What I would say after doing this, don't be afraid of it. Everything is relatively easy to do, just time consuming.
Wrapping headers sounds like a terrible idea. Trapping heat underneath the wrap doesn't sound ideal when dealing with metals. Obviously that heat needs to escape. I don't know exactly how hot the headers get but I'm sure it's pretty damn hot. Wrapping seems like it would weaken the metal and the end result probably being what the image above shows. I could be wrong.
I'm not an expert with bike exhaust dynamics, I do have 30 years experience as an Aircraft engineer and all piston aero engine exhausts are 'tuned' using lengths and shapes to manipulate exhaust gas flow which is also manipulated with temperatures for example if 2 cylinders have varying lengths pipes due to an installation design engineers need to manipulate the velocity of the exhaust gas flow to 'tune' the escaping gas for optimal performance and back pressures, with the 1199 Panigale which I had the pleasure of owning for 7 years the heat shield on the rear cylinder loop served 2 purposes, 1 yes a some what useless heat sheild and 2 to also keep the exhaust gas temperature high in the loop to manipulate the velocity for tuning and to match the front pipe before entry to the cans.
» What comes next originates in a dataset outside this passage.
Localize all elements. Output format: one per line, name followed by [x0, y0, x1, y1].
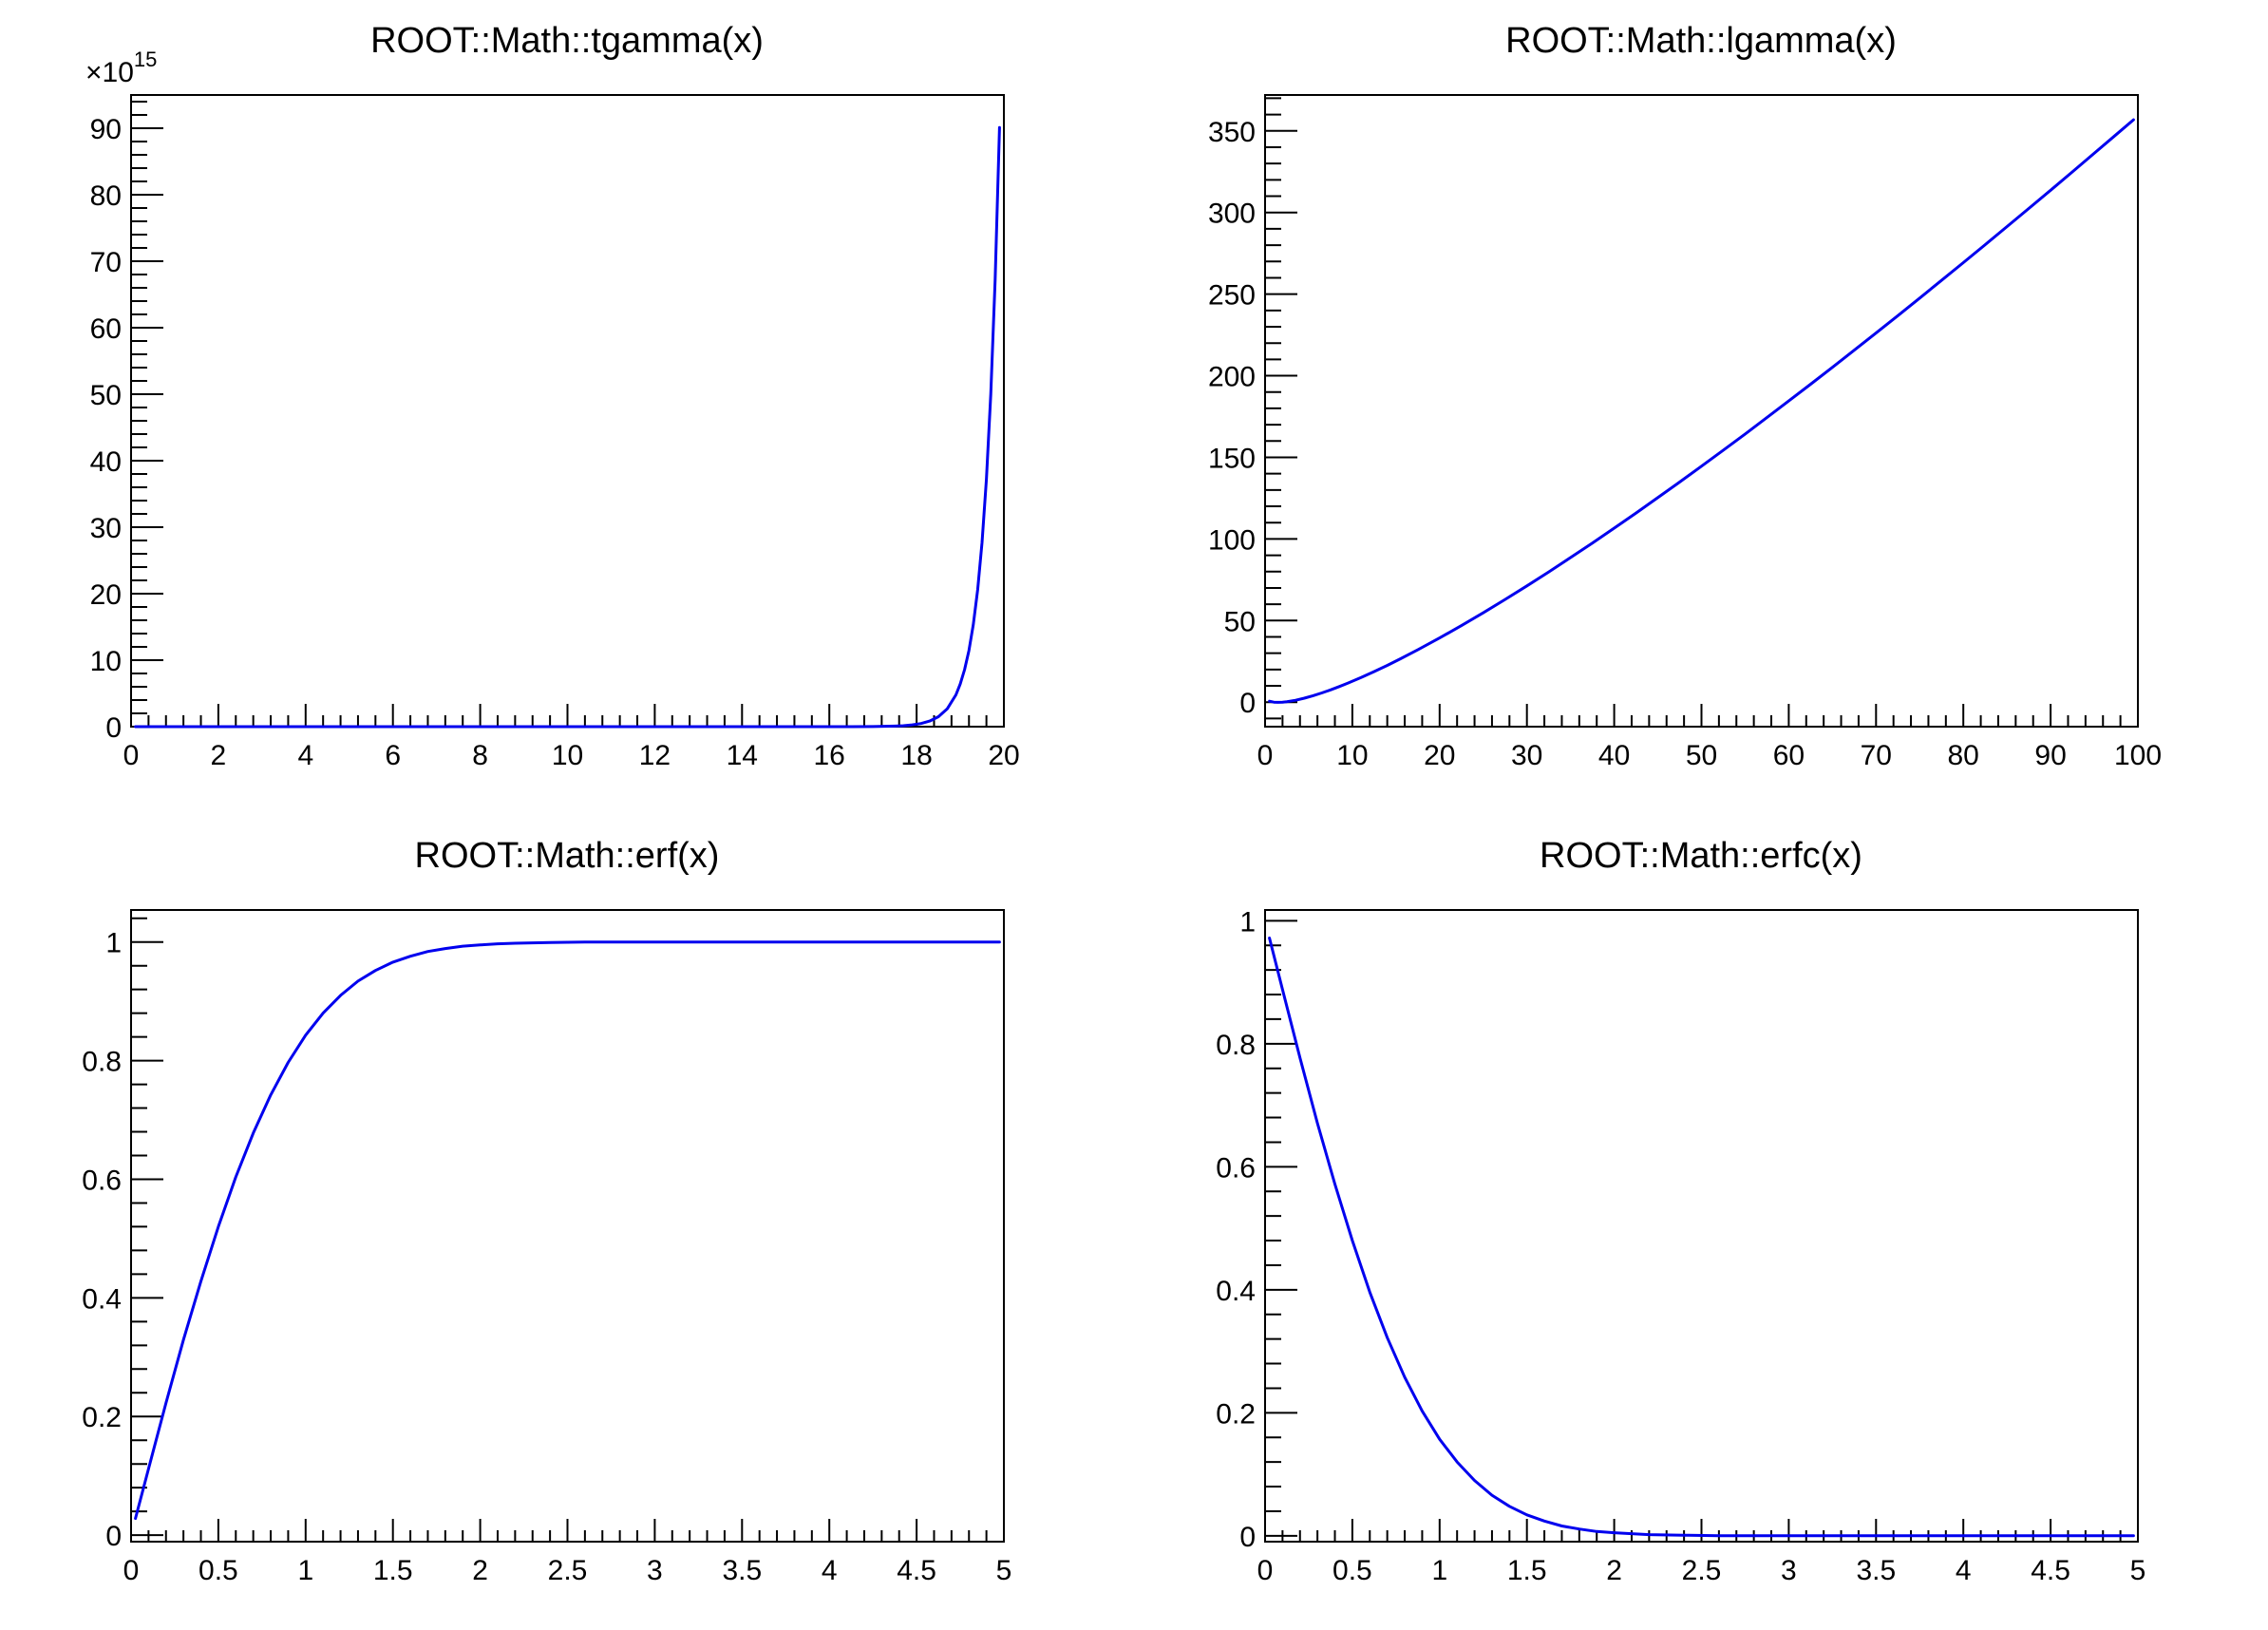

Sorry to ramble in but for this I think that wrapping pipes could possibly mess with this principle and one can only guess as mentioned earlier by double0, the unknown of wrapping causing fatigue in the pipe material.
The original use of exhaust wrap was for cars, the idea being to keep underhood temperatures lower so the engine could have access to air that was less hot. It's hard on pipes. Wrap can cause excessive heat and hold and trap moisture and detritus against your exhaust, which will shorten the life of the exhausts
Pipe wrapping comes from NASCAR, where its purpose was to cheaply reduce temperature in well-filled engine bays. Its current use on custom bikes is a visual theme that builders apparently like, but it has no function. If you walk through racing paddocks at MotoGP or World Superbike events, you will see no woven fiberglass tape wrapped around pipes
Some years ago John Wittner (builder of Battle of the Twins Moto Guzzis) warned against the use of such wrapping on titanium pipes, which overheat, react with oxygen, and transform into a mass of loose yellow flakes. During the two-stroke era in 500cc Grand Prix, bikes appeared for the Japanese GP with pipes insulated by various means. This was done to meet new noise regulations. Later, it turned out to have undesired tuning effects so its use was discontinued
I have wrapped exhausts on different bikes for different reasons. Yes, what mhaddad showed can definitely be a consequence of wrapping headers. The trapped heat can cause metallurgy issues if the pipes get too hot.
For me, the benefits of reduced leg heat and reduced heat stress on the electronics is worth replacing the header if it fails.
Definitely good info and something to think about if you are considering wrapping.
Also there will not be tuning issues with 4 strokes. Two strokes are completely different and are much more sensitive to heat in the pipe with their expansion chambers.